Aventura em Far Eden.
ReCore podia ter ido mais longe. Não é um mau jogo de aventura, mas existem melhores opções dentro do género.

Fruto de uma colaboração do Comcept e do Armature Studio, ReCore é uma nova propriedade intelectual para a Xbox One e Windows 10 que nos conta a história de Joule Adams, uma engenheira que partiu para Far Eden para ajudar a preparar uma nova casa para a humanidade. No futuro retratado em ReCore, o planeta Terra foi devastado por uma praga chamada "Dust Devil", obrigando as pessoas a partir para outro sítio. Far Eden foi o local escolhido e em antecipação foram envidados robôs e máquinas para transformarem o planeta e a sua atmosfera. Quando Joule acorda depois de uma longa hibernação, claramente que o plano da humanidade não resultou. O que correu mal? A resposta terá que ser encontrada por vocês.

ReCore é um jogo de acção / aventura inserido num mundo semi-aberto, isto é, existem áreas abertas mas para transitarem entre elas precisam de passar por um ecrã de carregamento. Também existem secções de plataformas envolvidas, onde temos que conjugar o salto duplo com os propulsores nas botas de Joule.. A estrutura é reminescente de The Legend of Zelda, mas a temática é completamente diferente. Na jogabilidade, principalmente nos combates, está mais próximo de um jogo de tiros na terceira pessoa. Existem claramente diversos conceitos misturados em ReCore, e inicialmente a miscelânea até resulta, mas depois há dificuldade em evoluir e surpreender, o que leva a uma dissipação da magia inicial.

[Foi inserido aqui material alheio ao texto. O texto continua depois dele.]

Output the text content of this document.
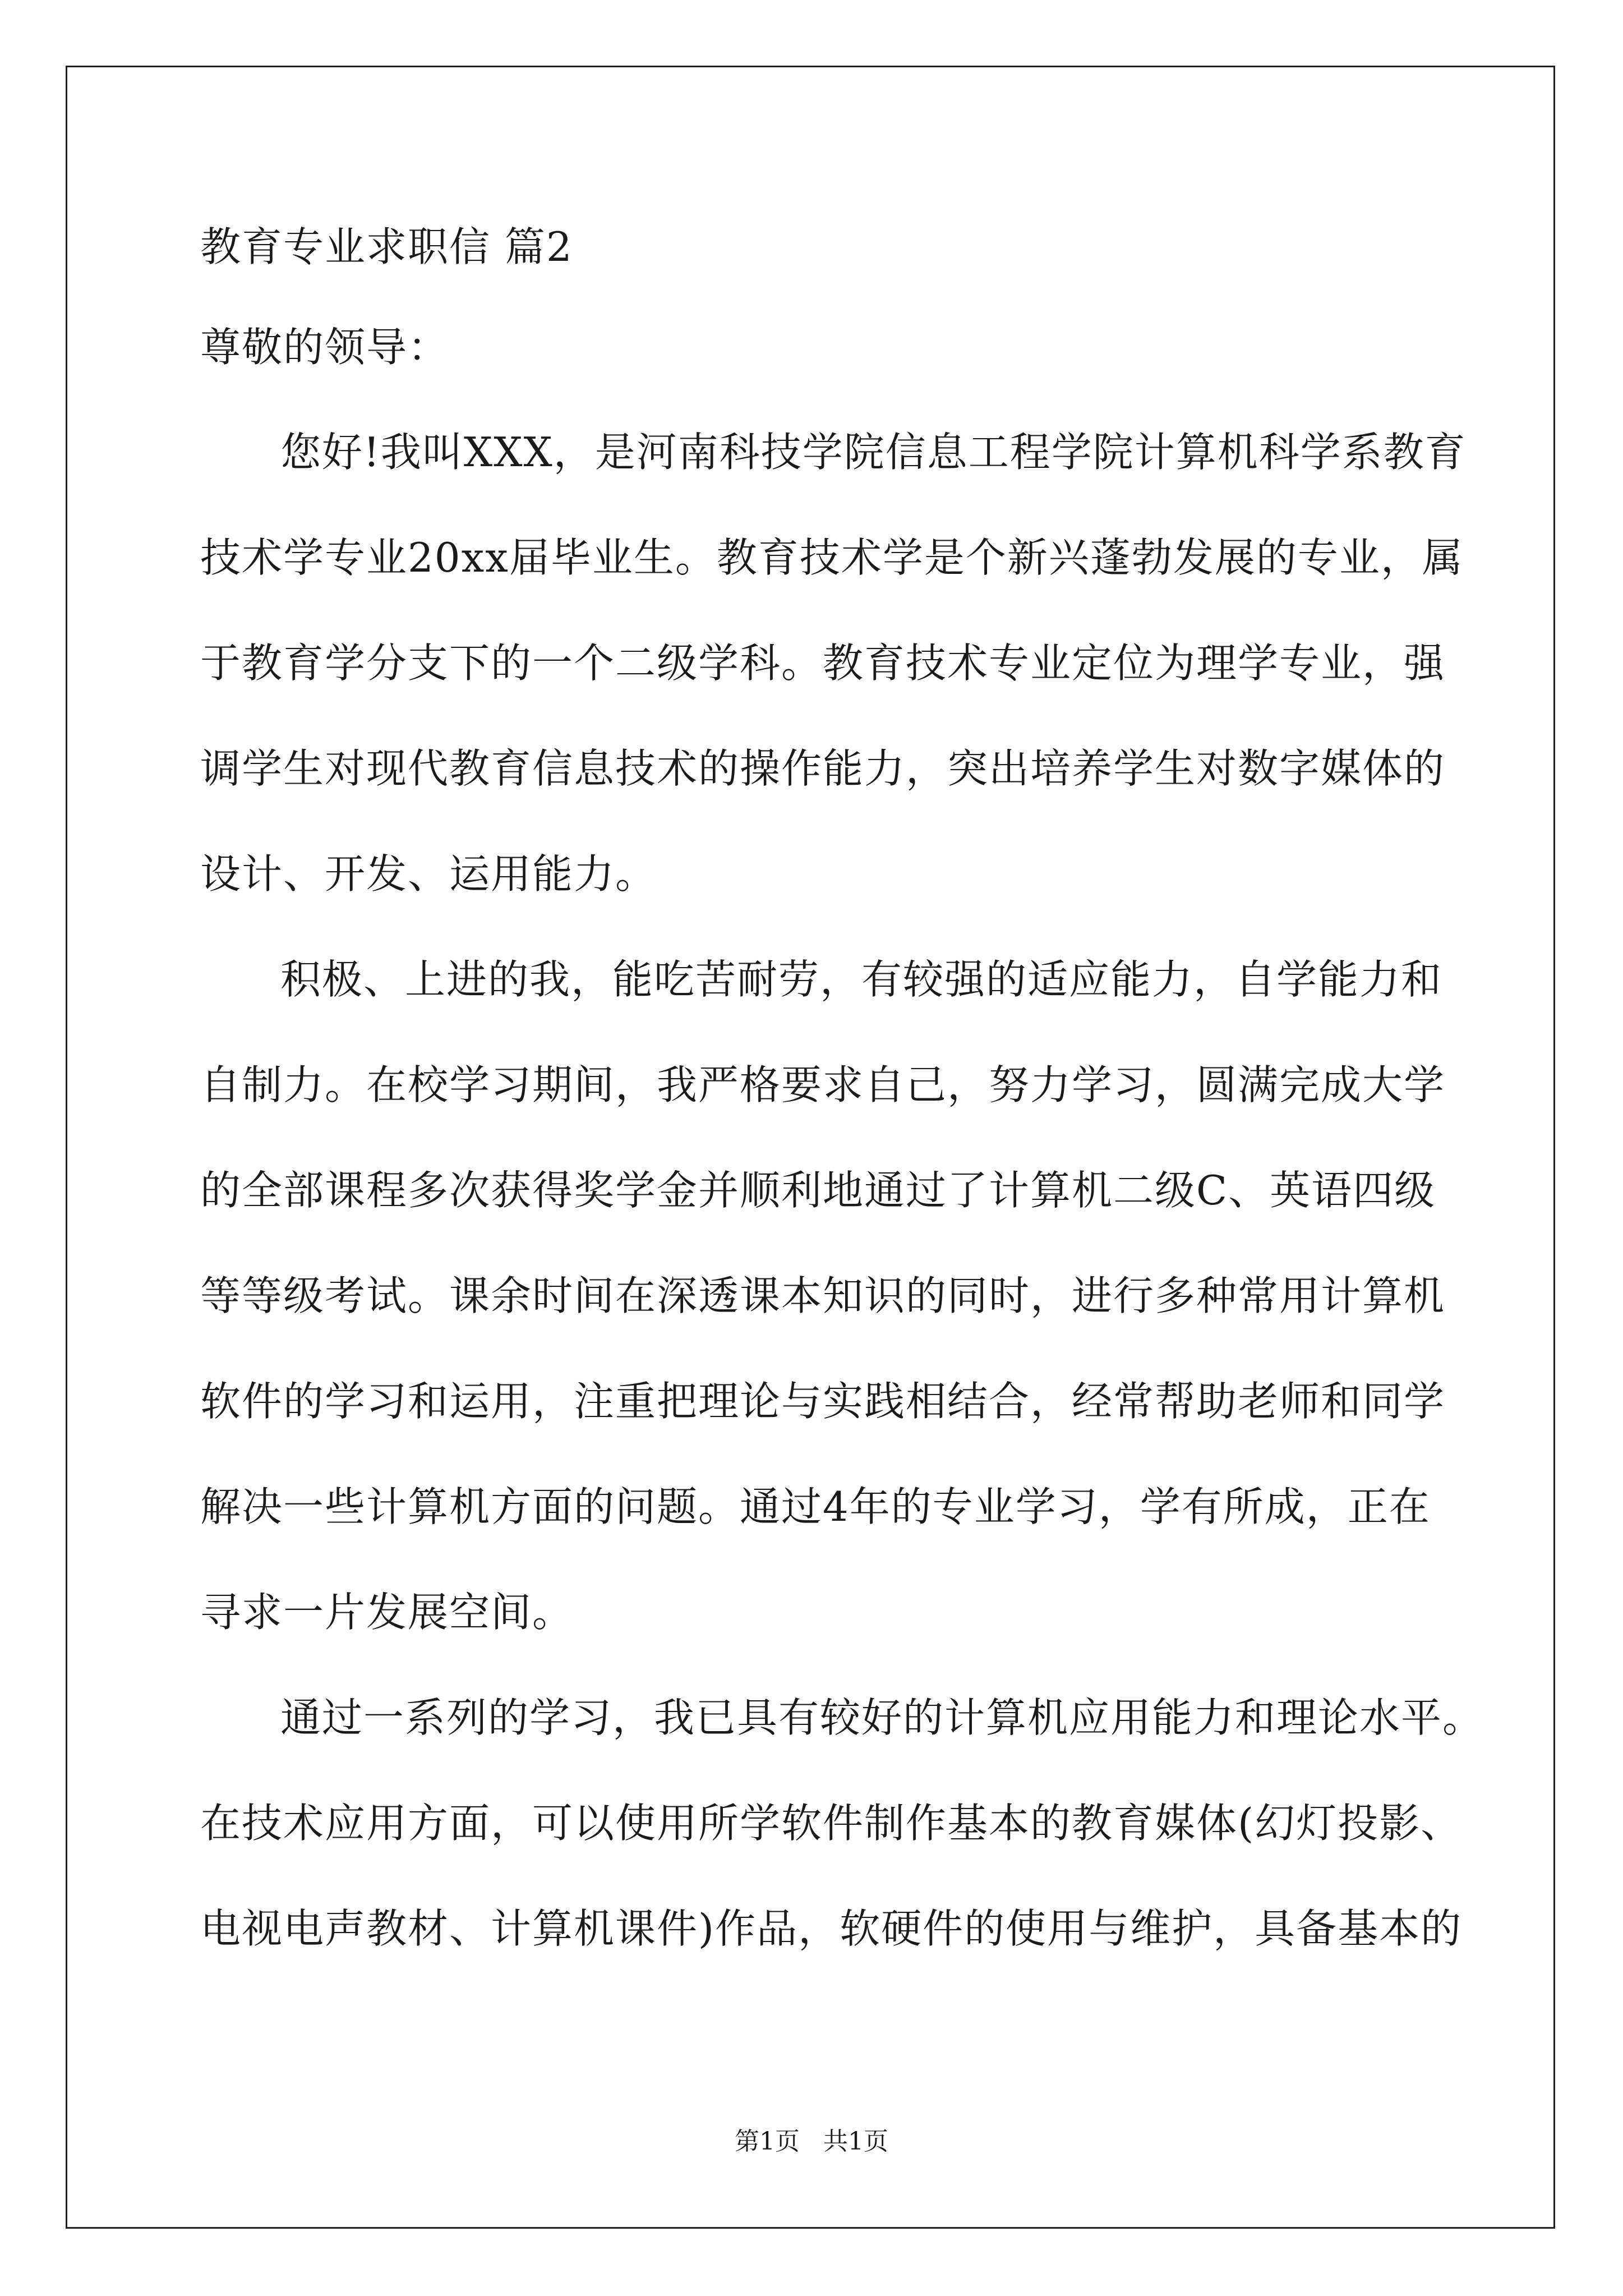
教育专业求职信 篇2

尊敬的领导：

您好!我叫XXX，是河南科技学院信息工程学院计算机科学系教育

技术学专业20xx届毕业生。教育技术学是个新兴蓬勃发展的专业，属

于教育学分支下的一个二级学科。教育技术专业定位为理学专业，强

调学生对现代教育信息技术的操作能力，突出培养学生对数字媒体的

设计、开发、运用能力。

积极、上进的我，能吃苦耐劳，有较强的适应能力，自学能力和

自制力。在校学习期间，我严格要求自己，努力学习，圆满完成大学

的全部课程多次获得奖学金并顺利地通过了计算机二级C、英语四级

等等级考试。课余时间在深透课本知识的同时，进行多种常用计算机

软件的学习和运用，注重把理论与实践相结合，经常帮助老师和同学

解决一些计算机方面的问题。通过4年的专业学习，学有所成，正在

寻求一片发展空间。

通过一系列的学习，我已具有较好的计算机应用能力和理论水平。

在技术应用方面，可以使用所学软件制作基本的教育媒体(幻灯投影、

电视电声教材、计算机课件)作品，软硬件的使用与维护，具备基本的

第1页   共1页
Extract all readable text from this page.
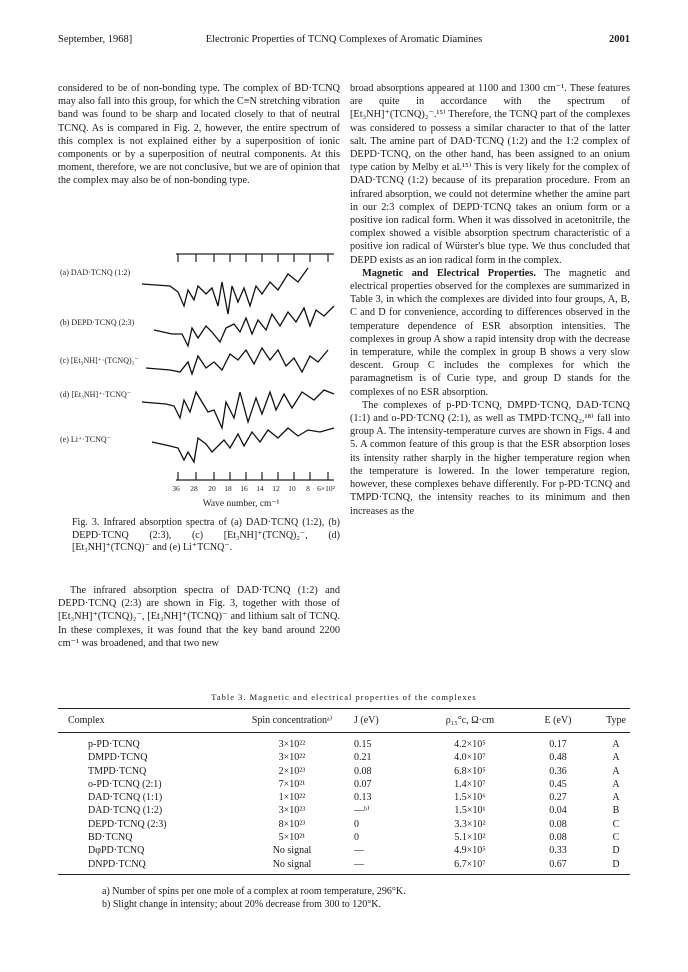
September, 1968]	Electronic Properties of TCNQ Complexes of Aromatic Diamines	2001

considered to be of non-bonding type. The complex of BD·TCNQ may also fall into this group, for which the C≡N stretching vibration band was found to be sharp and located closely to that of neutral TCNQ. As is compared in Fig. 2, however, the entire spectrum of this complex is not explained either by a superposition of ionic components or by a superposition of neutral components. At this moment, therefore, we are not conclusive, but we are of opinion that the complex may also be of non-bonding type.

36 28 20 18 16 14 12 10 8 6×10²
(a) DAD·TCNQ (1:2)
(b) DEPD·TCNQ (2:3)
(c) [Et₃NH]⁺·(TCNQ)₂⁻
(d) [Et₃NH]⁺·TCNQ⁻
(e) Li⁺·TCNQ⁻
Wave number, cm⁻¹

Fig. 3. Infrared absorption spectra of (a) DAD·TCNQ (1:2), (b) DEPD·TCNQ (2:3), (c) [Et₃NH]⁺(TCNQ)₂⁻, (d) [Et₃NH]⁺(TCNQ)⁻ and (e) Li⁺TCNQ⁻.

The infrared absorption spectra of DAD·TCNQ (1:2) and DEPD·TCNQ (2:3) are shown in Fig. 3, together with those of [Et₃NH]⁺(TCNQ)₂⁻, [Et₃NH]⁺(TCNQ)⁻ and lithium salt of TCNQ. In these complexes, it was found that the key band around 2200 cm⁻¹ was broadened, and that two new

broad absorptions appeared at 1100 and 1300 cm⁻¹. These features are quite in accordance with the spectrum of [Et₃NH]⁺(TCNQ)₂⁻.¹⁵⁾ Therefore, the TCNQ part of the complexes was considered to possess a similar character to that of the latter salt. The amine part of DAD·TCNQ (1:2) and the 1:2 complex of DEPD·TCNQ, on the other hand, has been assigned to an onium type cation by Melby et al.¹⁵⁾ This is very likely for the complex of DAD·TCNQ (1:2) because of its preparation procedure. From an infrared absorption, we could not determine whether the amine part in our 2:3 complex of DEPD·TCNQ takes an onium form or a positive ion radical form. When it was dissolved in acetonitrile, the complex showed a visible absorption spectrum characteristic of a positive ion radical of Würster's blue type. We thus concluded that DEPD exists as an ion radical form in the complex.

Magnetic and Electrical Properties. The magnetic and electrical properties observed for the complexes are summarized in Table 3, in which the complexes are divided into four groups, A, B, C and D for convenience, according to differences observed in the temperature dependence of ESR absorption intensities. The complexes in group A show a rapid intensity drop with the decrease in temperature, while the complex in group B shows a very slow descent. Group C includes the complexes for which the paramagnetism is of Curie type, and group D stands for the complexes of no ESR absorption.

The complexes of p-PD·TCNQ, DMPD·TCNQ, DAD·TCNQ (1:1) and o-PD·TCNQ (2:1), as well as TMPD·TCNQ₂,¹⁸⁾ fall into group A. The intensity-temperature curves are shown in Figs. 4 and 5. A common feature of this group is that the ESR absorption loses its intensity rather sharply in the higher temperature region when the temperature is lowered. In the lower temperature region, however, these complexes behave differently. For p-PD·TCNQ and TMPD·TCNQ, the intensity reaches to its minimum and then increases as the

Table 3. Magnetic and electrical properties of the complexes
Complex	Spin concentrationᵃ⁾	J (eV)	ρ₁₅°c, Ω·cm	E (eV)	Type
p-PD·TCNQ	3×10²²	0.15	4.2×10⁵	0.17	A
DMPD·TCNQ	3×10²²	0.21	4.0×10⁷	0.48	A
TMPD·TCNQ	2×10²³	0.08	6.8×10⁵	0.36	A
o-PD·TCNQ (2:1)	7×10²¹	0.07	1.4×10⁷	0.45	A
DAD·TCNQ (1:1)	1×10²²	0.13	1.5×10⁶	0.27	A
DAD·TCNQ (1:2)	3×10²³	—ᵇ⁾	1.5×10¹	0.04	B
DEPD·TCNQ (2:3)	8×10²³	0	3.3×10²	0.08	C
BD·TCNQ	5×10²¹	0	5.1×10²	0.08	C
DφPD·TCNQ	No signal	—	4.9×10⁵	0.33	D
DNPD·TCNQ	No signal	—	6.7×10⁷	0.67	D
a) Number of spins per one mole of a complex at room temperature, 296°K.
b) Slight change in intensity; about 20% decrease from 300 to 120°K.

O jogo é composto por várias grandes áreas. Em cada área existem novos objectivos para avançar na história e actividades secundárias. Estas actividades secundárias são sobretudo dungeons com vários desafios. Ao completarmos os desafios somos recompensados com Prismatic Cores e Blueprints de armaduras para os nossos companheiros robóticos. O problema das dungeons opcionais é que os desafios não variam. O primeiro desafio é chegar ao fim num tempo limite, o segundo é encontrar uma esfera amarela, e o terceiro é disparar para todos os cubos coloridos. Este três objectivos são invariáveis. Mesmo nas dungeons focadas nos combates (existem outras mais focadas nas plataformas), estes objectivos repetem-se.

Apesar da dificuldade acessível nas missões da história, as dungeons opcionais são mais desafiantes. É particularmente complicado cumprir os três objectivos em simultâneo, o que desbloqueia um cofre extra com loot. Eventualmente terão que explorar algumas destas dungeons, visto que os Prismatic Cores são necessário para abrir portas. Mesmo as missões da história requerem um certo número de Cores, e antes de chegarem ao fim, terão que passar por algum grind para reunirem Prismatic Cores suficientes para abrir alguma porta, o que não é apelativo depois de repetirmos o processo várias vezes. Ainda assim o jogo não é muito longo, bastando cerca de sete horas para chegar ao fim da história, o principal motivador para terminarem o jogo (se quiserem completar tudo, vão demorar mais tempo, mas não há incentivos para tal).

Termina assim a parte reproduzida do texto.